Sidekiq: Prevent `ArchiveTraceWorker` from holding client transactions open
Related: Sidekiq jobs don't currently include client transaction timing metrics: this is documented in gitlab-com/gl-infra/scalability#894 (moved)
EDIT Also BuildTraceChunkFlushWorker
, see #336048 (closed)
There is some evidence that ArchiveTraceWorker
is holding client transactions open.
When reviewing postgres activity in pg_stat_activity
, and grouping by marginalia comments and state, we see that there are frequently a high number of open ArchiveTraceWorker
active connections on the primary instance, with status of idle in transaction
.
Obtained with:
$ sudo gitlab-psql -c "SELECT a.matches[1] AS application, coalesce(a.matches[6], concat_ws('#', a.matches[2], a.matches[3])) as endpoint, a.state, count(*) c FROM ( SELECT regexp_matches(query, '\/\*(?:application:(\w+),?)(?:controller:(\w+),?)?(?:action:(\w+),?)?(?:correlation_id:(\w+),?)(?:jid:(\w+),?)?(?:job_class:([\w:]+),?)?', 'g') AS matches, state FROM pg_stat_activity) a GROUP BY 1,2,3 ORDER BY 4 DESC, 1,2,3;"

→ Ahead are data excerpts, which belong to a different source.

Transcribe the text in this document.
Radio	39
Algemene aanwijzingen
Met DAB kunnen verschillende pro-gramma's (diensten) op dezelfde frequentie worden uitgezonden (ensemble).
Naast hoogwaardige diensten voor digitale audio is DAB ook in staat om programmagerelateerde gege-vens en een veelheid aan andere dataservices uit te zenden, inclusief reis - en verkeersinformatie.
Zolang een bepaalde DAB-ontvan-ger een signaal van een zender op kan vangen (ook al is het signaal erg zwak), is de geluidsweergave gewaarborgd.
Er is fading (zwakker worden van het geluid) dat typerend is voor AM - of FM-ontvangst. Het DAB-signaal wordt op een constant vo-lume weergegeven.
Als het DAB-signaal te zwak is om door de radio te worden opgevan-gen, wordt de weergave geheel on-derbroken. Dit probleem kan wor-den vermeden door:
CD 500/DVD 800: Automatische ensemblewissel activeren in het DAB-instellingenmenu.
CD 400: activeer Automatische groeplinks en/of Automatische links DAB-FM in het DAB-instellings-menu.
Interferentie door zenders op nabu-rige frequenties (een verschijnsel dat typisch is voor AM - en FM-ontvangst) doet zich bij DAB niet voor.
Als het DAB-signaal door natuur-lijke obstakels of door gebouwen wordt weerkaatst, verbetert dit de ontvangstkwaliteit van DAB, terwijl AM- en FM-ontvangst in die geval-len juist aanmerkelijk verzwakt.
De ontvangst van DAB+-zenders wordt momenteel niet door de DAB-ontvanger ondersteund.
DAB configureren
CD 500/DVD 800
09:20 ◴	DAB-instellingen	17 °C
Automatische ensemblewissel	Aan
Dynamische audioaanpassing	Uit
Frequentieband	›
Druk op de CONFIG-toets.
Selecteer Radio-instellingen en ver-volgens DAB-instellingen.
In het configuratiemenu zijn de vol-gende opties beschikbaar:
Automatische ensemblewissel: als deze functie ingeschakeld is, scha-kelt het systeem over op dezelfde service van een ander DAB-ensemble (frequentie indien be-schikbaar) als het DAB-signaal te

This probably indicates that these transactions are being opened through ActiveRecord::Base#transaction
.
Since ArchiveTraceWorker
is a high throughput endpoint, we should ensure that unless there is a very good reason, it doesn't use client transactions, and if we have to, that they are being held open for the minimum time possible.